In some cases where water networks have passed into private hands, there have also been substantial price rises. When Bechtel raised water prices in Cochabamba, Bolivia, to approximately a fifth of a family's income, there was a violent uprising that left six people dead.

Tariffs represent a bitter point of contention not only between activists and MNCs but also among activists themselves. In the conference rooms of the PWWF, opinion rested with the camp that believed water should be free for all, funded by taxes. In Delhi, however, where water is so cheap as to be effectively free, this has only led to gross wastage in areas where there is plentiful supply. Delegates from Kathmandu in Nepal and Penang in Malaysia complained of exactly the same problem. "The water shortage in Kathmandu is because water is almost free," complained Prakash Amatya, a Nepalese non-governmental organisation (NGO) worker.

PUBLIC water funding through direct cost recovery has been proven unsuccessful in almost all cases. In 1995 South African municipalities began cutting off water supply to entire communities which could not pay their water bills. When a cholera epidemic broke out in KwaZulu in 2000, free minimum water allowances were hastily implemented. It was suggested by delegates at the PWWF that this graded system, with a minimum water requirement being supplied for free and steep charges on extra use, could constitute an acceptable compromise. In cities like Delhi, however, where the rate of tariff collection falls below 70 per cent and the level of pilferage is high, the issue of tariffs cannot be addressed until there are network improvements. It is this `chicken and egg' situation that has left governments in the developing world short of public water funds. There was a popular suggestion by Ricardo Petrella from the International Committee of the Global Water Contract, which campaigns against privatisation, that governments could divert a proportion of their defence budgets to water resources. Ideal though it may be, the negligible political feasibility of this proposal reflected the tendency of the PWWF to get bogged down with unworkable solutions.

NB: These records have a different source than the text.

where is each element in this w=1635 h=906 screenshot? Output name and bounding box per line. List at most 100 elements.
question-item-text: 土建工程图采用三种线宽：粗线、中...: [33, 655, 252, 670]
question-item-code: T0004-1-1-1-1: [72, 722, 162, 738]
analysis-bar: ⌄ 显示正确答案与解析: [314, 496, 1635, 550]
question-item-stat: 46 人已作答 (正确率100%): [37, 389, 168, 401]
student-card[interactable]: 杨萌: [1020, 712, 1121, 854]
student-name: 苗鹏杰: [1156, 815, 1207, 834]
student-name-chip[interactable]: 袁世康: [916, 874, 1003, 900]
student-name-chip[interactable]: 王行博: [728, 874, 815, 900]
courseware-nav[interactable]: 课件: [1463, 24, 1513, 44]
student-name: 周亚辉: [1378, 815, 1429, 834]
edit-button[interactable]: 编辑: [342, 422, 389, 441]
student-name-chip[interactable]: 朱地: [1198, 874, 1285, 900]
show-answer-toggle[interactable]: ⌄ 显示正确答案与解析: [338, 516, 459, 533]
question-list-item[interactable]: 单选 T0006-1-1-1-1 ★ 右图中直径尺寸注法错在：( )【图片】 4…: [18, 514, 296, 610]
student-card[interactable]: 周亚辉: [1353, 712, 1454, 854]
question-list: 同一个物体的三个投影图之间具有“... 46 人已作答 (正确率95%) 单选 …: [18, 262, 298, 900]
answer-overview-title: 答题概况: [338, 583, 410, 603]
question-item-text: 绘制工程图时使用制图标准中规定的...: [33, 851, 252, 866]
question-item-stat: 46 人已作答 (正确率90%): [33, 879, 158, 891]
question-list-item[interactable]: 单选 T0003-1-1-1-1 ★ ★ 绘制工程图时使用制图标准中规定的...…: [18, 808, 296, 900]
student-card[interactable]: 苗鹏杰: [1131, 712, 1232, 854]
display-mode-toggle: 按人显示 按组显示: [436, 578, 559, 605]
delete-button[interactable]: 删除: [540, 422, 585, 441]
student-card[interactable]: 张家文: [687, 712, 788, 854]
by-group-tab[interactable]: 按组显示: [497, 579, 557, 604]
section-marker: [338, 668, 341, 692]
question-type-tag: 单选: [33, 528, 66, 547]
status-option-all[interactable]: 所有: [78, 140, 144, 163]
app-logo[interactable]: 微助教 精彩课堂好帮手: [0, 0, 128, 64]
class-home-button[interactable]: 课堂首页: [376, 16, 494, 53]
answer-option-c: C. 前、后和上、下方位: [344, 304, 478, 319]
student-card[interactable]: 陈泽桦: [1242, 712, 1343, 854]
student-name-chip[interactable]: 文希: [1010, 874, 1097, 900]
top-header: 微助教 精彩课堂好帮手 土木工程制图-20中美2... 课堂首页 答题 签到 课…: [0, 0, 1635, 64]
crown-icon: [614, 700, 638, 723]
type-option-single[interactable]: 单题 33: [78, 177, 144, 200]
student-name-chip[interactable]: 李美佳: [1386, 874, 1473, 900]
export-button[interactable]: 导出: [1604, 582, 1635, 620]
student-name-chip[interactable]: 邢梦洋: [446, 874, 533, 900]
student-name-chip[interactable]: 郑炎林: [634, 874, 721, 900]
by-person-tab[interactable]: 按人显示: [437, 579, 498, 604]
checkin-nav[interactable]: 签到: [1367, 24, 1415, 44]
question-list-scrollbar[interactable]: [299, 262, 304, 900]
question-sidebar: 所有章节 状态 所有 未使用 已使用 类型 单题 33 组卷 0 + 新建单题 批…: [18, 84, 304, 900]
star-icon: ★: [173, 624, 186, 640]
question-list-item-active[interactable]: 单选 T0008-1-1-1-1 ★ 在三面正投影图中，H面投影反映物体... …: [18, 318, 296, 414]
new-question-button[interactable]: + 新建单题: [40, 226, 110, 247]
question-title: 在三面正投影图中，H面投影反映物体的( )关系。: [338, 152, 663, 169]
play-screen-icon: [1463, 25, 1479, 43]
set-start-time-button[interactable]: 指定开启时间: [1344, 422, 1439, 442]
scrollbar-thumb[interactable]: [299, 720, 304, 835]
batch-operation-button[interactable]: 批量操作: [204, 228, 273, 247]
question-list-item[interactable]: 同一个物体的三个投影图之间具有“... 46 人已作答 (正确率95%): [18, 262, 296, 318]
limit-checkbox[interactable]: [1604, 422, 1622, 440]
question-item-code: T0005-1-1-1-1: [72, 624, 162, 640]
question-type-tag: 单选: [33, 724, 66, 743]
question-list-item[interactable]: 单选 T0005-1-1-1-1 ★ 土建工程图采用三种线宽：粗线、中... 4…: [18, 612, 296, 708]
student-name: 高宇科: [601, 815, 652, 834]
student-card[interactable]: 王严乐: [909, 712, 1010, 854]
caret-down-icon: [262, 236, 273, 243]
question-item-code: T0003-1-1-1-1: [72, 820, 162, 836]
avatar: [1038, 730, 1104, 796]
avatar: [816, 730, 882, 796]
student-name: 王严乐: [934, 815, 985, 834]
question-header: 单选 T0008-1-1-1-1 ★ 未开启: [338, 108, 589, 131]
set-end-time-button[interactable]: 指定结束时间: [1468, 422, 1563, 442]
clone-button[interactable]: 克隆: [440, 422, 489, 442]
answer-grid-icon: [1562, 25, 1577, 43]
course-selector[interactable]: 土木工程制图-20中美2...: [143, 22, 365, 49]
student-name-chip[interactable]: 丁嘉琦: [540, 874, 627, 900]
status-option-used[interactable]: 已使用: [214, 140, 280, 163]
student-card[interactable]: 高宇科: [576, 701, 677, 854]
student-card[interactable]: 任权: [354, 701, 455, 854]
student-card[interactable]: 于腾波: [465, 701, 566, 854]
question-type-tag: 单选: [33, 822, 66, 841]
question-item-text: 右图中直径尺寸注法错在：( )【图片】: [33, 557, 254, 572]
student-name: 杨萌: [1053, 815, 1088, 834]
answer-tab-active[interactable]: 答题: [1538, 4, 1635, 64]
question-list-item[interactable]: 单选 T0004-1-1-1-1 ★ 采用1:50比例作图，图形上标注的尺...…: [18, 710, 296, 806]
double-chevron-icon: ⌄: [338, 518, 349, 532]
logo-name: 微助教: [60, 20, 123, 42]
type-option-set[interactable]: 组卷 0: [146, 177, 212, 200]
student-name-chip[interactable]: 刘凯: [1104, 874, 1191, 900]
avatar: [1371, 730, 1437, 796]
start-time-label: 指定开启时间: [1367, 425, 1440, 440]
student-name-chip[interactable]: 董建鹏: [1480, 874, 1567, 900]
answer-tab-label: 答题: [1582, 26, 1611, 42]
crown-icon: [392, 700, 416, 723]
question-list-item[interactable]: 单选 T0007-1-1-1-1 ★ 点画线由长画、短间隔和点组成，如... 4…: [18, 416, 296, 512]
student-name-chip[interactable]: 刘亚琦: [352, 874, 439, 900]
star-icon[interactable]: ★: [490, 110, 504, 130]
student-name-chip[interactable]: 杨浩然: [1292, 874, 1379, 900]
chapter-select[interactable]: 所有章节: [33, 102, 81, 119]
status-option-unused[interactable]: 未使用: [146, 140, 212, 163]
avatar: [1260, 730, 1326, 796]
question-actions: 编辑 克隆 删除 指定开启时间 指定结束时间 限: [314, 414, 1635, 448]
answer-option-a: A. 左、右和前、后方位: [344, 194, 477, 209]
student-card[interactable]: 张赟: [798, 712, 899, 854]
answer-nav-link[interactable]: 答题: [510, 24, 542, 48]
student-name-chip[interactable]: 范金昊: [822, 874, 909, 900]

There is evidence that water corporations are already backing out of the developing world because of tough civil pressure, said David Boyes from Public Service International. But even if campaigners achieve the formidable task of convincing governments to keep water in public hands, they face the legal obstacle of General Agreements on Trade in Services (GATS) under the World Trade Organisation, which includes water as a service. As a signatory, India is obliged to open its water market to foreign firms. A large band of water warriors have therefore concentrated their efforts on removing the legal foundations for water privatisation. The international and national human rights framework, which repeatedly cites the importance of water for sanitation, is their most powerful weapon. The right to water is laid out in Articles 11 and 12 of the International Covenant on Economic, Social and Cultural Rights. In the 29th session of the United Nations (U.N) Committee on Economic, Social and Cultural Rights in 2002, it was decided that "water should be treated as a social and cultural good, and not primarily as an economic good".

Nevertheless, the importance of individual responsibility for water formed a significant part of the PWWF. "We need to empower communities and individuals to be responsible stewards of water," said activist Michael Blazewich. Representatives from the American Water Stewards Network recognised the importance of education in water conservation, especially from a young age.

Citing every human rights declaration and eulogising over the sanctity of water, however, will not deny the fact that financing is a key factor of the water supply problem. Whether privatisation is the solution is a moot point, but history bears its own evidence. The U.N. report, `The Challenge of Slums' recognised that "the main single cause of increases in poverty and inequality during the 1980s and 1990s was the retreat of the state".